Prudence à Matignon, scepticisme chez certains ministres
Les propos de Bruno Le Maire, mardi soir, faisaient suite à des précisions apportées dans la journée par Matignon. Lors de la réunion du groupe LaREM, Jean Castex a indiqué que la priorité restait bien la crise actuelle, tout en mentionnant la réforme des retraites parmi les chantiers à venir. Il serait question, notamment, de permettre de tenir l'engagement présidentiel de parvenir à un système unifié de retraite d'ici à 2022, quitte à le disjoindre de la question budgétaire - qui a pour corollaire le rallongement de la durée de cotisation. Mercredi, devant les présidents de groupes du Sénat, Emmanuel Macron a également laissé entendre que la priorité était accordée à la crise, renvoyant la question des retraites à un temps plus long.
Au sein du gouvernement, des doutes sur la possibilité de conduire à la réforme s'expriment, ouvertement ou non. "La priorité absolue, c'est de sortir la crise sanitaire économique, sociale, de protéger les emplois", a répondu sans ambiguïté la ministre du Travail Elisabeth Borne à Bruno Le Maire, lundi, tandis que le ministre des Relations avec le Parlement, Marc Fesneau (Modem), jugeait prématuré de relancer le débat sur l'équilibre budgétaire des retraites. "La réforme des retraites n'est pas faisable avant 2022", tranchait de son côté une source gouvernementale auprès de LCI, la semaine dernière.
Du reste, l'exécutif est loin d'en avoir fini avec la gestion de la crise sanitaire et aucun calendrier n'a jusqu'ici été stabilisé. "Tout sera mis sur la table", expliquait Jean Castex après sa nomination en juillet. "Nous distinguerons le fond de la réforme, sur lequel nous ne reviendrons pas, des dispositions pour sauvegarder le système actuel." Lors d'une réunion à Matignon avec les partenaires sociaux, durant l'été, les parties prenantes s'étaient bornées à renvoyer les négociations "au moins jusqu'à la fin de l'année".
"Nous ne ferons pas l'économie d'une réforme de notre système de retraite", avait simplement répété, de son côté, Emmanuel Macron, le 14 juillet dernier. C'était avant qu'une deuxième vague épidémique ne vienne, à nouveau, bouleverser le pays.
La réforme attendue au tournant par l'opposition et les syndicats
En outre, la relance de la réforme des retraites pourrait à nouveau se heurter à une forte résistance, comme durant l'hiver 2019, mais avec le spectre d'une crise sociale en prime. Alors que l'opinion reste hostile à la réforme, l'opposition de gauche en a fait un casus belli. "Remettre sur la table aujourd'hui la réforme des retraites serait une provocation", a ainsi estimé la députée PCF Elsa Faucillon. "Le gouvernement entend faire payer la 'dette' Covid par les retraites de chacun, surtout des plus précaires, avec son injuste réforme, plutôt que de toucher à la fiscalité des très riches", a fustigé de son côté Boris Vallaud (PS).
À droite, on s'apprête également à affronter l'exécutif, mais avec une autre approche. "Il faut un pacte de justice.
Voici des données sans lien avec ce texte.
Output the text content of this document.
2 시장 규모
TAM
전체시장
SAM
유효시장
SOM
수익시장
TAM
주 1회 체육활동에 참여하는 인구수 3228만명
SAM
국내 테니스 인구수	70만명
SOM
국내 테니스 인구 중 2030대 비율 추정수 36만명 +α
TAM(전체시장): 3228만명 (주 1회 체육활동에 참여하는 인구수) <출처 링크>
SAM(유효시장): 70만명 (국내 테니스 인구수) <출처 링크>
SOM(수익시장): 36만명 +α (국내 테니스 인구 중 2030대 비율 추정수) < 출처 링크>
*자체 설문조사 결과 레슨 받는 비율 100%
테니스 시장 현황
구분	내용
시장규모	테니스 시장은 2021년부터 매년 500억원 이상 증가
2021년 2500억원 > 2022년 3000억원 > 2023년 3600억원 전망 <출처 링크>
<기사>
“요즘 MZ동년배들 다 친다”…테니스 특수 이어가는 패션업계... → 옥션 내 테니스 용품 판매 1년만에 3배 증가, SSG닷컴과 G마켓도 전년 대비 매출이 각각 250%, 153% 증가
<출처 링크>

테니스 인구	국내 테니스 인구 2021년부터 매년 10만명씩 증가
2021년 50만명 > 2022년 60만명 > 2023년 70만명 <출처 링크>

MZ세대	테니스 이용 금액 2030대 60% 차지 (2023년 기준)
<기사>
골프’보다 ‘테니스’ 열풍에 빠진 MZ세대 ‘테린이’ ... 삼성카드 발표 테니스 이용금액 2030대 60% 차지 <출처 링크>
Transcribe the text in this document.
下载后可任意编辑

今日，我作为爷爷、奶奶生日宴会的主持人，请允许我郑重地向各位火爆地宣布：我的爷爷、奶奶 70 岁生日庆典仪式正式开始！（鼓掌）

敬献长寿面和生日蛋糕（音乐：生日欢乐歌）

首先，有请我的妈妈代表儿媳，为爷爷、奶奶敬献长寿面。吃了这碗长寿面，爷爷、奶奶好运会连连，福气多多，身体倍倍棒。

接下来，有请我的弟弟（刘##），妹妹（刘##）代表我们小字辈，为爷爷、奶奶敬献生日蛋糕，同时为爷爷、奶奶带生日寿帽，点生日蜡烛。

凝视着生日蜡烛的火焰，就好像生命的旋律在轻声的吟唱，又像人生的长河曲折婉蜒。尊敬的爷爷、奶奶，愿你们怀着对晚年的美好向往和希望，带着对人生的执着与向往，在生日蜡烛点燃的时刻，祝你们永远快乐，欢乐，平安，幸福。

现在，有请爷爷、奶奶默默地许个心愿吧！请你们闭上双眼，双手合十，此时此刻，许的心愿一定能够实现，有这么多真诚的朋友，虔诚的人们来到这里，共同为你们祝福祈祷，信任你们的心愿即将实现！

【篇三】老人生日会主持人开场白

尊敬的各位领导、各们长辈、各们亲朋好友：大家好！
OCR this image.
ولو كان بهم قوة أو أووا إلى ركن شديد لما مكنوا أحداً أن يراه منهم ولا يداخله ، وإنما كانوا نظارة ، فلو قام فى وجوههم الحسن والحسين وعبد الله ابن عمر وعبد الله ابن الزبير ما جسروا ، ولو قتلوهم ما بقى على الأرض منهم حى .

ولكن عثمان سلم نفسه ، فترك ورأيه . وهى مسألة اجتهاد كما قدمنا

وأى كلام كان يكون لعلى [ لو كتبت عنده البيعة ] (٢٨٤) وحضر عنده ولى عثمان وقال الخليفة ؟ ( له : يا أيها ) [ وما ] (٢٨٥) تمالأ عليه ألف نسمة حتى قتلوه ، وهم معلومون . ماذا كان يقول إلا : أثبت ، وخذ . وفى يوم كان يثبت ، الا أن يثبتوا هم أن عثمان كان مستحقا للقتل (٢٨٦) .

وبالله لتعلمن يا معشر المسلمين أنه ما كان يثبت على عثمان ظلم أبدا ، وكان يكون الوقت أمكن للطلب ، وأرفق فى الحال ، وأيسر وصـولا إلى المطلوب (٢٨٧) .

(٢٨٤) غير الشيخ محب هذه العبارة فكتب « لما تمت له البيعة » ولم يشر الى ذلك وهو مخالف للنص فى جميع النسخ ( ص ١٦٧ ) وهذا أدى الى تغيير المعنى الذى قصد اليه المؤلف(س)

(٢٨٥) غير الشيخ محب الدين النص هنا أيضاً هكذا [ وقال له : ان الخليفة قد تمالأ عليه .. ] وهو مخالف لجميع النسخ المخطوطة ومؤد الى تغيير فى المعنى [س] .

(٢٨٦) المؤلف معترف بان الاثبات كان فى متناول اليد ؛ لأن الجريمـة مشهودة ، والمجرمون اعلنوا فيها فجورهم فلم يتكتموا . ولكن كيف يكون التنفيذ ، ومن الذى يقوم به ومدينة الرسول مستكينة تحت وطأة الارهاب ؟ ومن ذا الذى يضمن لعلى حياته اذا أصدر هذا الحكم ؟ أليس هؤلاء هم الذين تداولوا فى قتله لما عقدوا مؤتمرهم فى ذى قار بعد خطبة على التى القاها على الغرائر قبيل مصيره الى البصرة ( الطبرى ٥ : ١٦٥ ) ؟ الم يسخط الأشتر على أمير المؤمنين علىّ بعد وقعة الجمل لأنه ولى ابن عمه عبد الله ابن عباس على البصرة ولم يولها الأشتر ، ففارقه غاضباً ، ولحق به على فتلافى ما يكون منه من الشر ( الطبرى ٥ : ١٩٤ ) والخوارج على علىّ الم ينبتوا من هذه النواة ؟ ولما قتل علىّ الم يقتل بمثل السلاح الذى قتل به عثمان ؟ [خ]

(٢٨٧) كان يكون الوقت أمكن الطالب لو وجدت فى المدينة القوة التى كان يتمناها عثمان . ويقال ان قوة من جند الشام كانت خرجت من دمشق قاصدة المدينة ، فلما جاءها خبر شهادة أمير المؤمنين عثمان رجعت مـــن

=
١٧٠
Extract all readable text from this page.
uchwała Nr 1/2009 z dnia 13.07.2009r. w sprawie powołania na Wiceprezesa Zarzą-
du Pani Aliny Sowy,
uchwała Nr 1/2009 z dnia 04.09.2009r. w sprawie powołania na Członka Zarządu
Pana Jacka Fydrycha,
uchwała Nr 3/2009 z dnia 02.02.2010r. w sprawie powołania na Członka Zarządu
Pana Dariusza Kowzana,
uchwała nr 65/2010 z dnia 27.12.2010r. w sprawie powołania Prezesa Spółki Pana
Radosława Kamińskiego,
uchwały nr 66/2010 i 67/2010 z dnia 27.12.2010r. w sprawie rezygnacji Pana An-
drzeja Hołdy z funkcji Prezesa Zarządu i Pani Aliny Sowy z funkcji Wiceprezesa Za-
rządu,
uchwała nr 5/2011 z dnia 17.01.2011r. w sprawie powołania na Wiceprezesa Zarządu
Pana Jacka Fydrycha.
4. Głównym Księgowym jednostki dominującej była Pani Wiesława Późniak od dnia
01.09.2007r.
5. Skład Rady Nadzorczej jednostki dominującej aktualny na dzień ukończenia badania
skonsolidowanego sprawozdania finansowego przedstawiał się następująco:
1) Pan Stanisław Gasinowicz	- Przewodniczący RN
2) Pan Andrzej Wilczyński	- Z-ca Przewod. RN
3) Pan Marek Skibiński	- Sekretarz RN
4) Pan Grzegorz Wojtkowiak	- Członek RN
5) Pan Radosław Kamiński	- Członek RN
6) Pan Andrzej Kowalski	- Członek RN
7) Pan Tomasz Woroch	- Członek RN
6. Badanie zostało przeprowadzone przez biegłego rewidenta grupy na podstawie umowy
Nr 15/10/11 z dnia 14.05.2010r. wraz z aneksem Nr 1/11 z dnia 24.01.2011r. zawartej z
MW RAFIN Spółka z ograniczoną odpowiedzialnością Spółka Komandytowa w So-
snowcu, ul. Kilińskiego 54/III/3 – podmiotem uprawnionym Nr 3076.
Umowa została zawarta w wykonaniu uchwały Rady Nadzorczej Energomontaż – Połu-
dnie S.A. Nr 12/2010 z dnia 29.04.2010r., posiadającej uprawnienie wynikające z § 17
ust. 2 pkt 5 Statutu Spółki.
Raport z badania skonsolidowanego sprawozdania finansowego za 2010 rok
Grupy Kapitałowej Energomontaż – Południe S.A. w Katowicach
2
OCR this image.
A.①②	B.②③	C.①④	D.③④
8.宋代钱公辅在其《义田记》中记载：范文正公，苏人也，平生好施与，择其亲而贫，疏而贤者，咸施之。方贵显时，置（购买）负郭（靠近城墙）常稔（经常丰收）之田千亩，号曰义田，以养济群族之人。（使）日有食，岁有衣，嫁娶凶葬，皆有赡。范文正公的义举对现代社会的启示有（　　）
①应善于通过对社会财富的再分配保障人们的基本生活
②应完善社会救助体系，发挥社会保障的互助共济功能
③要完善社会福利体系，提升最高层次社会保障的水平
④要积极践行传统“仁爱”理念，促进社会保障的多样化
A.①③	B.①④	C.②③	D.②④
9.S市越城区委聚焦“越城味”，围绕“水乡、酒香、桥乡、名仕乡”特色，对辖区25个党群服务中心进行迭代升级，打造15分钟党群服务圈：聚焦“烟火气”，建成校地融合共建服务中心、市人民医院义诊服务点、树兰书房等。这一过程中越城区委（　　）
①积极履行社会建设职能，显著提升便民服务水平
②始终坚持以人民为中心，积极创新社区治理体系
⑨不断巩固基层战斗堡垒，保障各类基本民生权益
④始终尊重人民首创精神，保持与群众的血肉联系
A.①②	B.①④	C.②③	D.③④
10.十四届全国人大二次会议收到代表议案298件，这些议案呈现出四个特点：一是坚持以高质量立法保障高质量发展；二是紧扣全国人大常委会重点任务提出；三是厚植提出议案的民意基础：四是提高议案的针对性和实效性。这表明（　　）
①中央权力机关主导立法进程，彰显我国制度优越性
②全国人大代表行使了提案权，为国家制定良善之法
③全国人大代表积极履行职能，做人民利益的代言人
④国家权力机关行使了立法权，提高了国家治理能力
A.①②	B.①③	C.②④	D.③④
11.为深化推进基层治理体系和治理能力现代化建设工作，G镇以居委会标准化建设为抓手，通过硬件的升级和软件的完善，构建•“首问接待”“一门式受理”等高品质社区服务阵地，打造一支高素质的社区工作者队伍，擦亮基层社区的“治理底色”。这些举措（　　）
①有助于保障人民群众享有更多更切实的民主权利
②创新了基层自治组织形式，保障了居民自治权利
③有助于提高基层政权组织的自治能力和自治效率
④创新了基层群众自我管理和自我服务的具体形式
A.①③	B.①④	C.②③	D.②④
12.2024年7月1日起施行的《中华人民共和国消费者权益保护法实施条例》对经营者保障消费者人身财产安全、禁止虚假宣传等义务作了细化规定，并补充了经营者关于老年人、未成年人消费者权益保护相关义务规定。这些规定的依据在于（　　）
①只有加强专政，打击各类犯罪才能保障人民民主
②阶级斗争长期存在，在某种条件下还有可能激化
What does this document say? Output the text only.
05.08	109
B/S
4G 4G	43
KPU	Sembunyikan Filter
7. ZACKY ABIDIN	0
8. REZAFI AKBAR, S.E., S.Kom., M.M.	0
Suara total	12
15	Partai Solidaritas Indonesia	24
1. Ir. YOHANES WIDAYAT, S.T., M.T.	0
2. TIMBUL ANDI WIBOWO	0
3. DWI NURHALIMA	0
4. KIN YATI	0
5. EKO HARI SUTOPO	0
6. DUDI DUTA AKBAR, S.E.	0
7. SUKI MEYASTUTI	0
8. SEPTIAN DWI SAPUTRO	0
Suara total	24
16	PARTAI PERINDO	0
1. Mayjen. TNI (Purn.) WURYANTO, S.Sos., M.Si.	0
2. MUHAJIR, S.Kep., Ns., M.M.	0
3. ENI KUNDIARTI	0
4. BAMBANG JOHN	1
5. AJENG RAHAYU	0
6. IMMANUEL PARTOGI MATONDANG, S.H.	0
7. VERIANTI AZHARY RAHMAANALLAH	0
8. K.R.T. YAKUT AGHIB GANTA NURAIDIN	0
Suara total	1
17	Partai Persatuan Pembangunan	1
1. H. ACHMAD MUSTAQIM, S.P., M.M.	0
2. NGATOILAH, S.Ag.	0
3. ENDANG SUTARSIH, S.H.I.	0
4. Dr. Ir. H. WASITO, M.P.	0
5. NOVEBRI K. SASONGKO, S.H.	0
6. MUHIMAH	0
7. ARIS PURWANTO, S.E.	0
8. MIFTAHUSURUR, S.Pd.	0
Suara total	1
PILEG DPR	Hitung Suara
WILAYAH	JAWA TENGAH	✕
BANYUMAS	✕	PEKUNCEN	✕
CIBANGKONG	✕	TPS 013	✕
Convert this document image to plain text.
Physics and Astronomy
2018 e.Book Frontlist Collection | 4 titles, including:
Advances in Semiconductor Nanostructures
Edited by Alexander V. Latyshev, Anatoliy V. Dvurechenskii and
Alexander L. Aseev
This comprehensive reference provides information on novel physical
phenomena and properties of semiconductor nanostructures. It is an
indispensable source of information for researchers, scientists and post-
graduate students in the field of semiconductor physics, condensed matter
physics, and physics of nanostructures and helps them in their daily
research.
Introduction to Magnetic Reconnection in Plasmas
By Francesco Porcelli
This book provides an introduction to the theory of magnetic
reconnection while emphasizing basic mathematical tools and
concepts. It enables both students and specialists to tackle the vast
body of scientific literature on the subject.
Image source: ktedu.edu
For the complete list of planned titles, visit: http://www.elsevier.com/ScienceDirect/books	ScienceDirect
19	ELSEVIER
La première réforme donnait le sentiment d'une réforme profondément injuste où une fois de plus, les classes moyennes allaient payer un lourd tribut", a observé Guillaume Peltier, mercredi sur LCI, le député LR proposant de "sortir de ce vieux débat de l'âge légal de départ à la retraite" au profit d'un rallongement de la durée de cotisation. "Tout le monde a compris que ce ne serait pour le prochain quinquennat", a-t-il toutefois ajouté.
L'idée de relancer la réforme des retraites suscite également l'hostilité des syndicats. Y compris l'un de ceux qui semblait le plus favorable au système universel défendu par Emmanuel Macron, la CFDT. "D'ici à la présidentielle, il n'y a pas de possibilités, sauf à vouloir une explosion sociale", a tranché le patron de ce syndicat, Laurent Berger, mardi sur Europe 1. "On n'a pas la mesure de tout ce que cette crise du Covid a produit sur tous les systèmes sociaux, notamment sur le système de retraite [...] Je crois qu'on a suffisamment de conflictualité, de tensions pour ne pas en rajouter."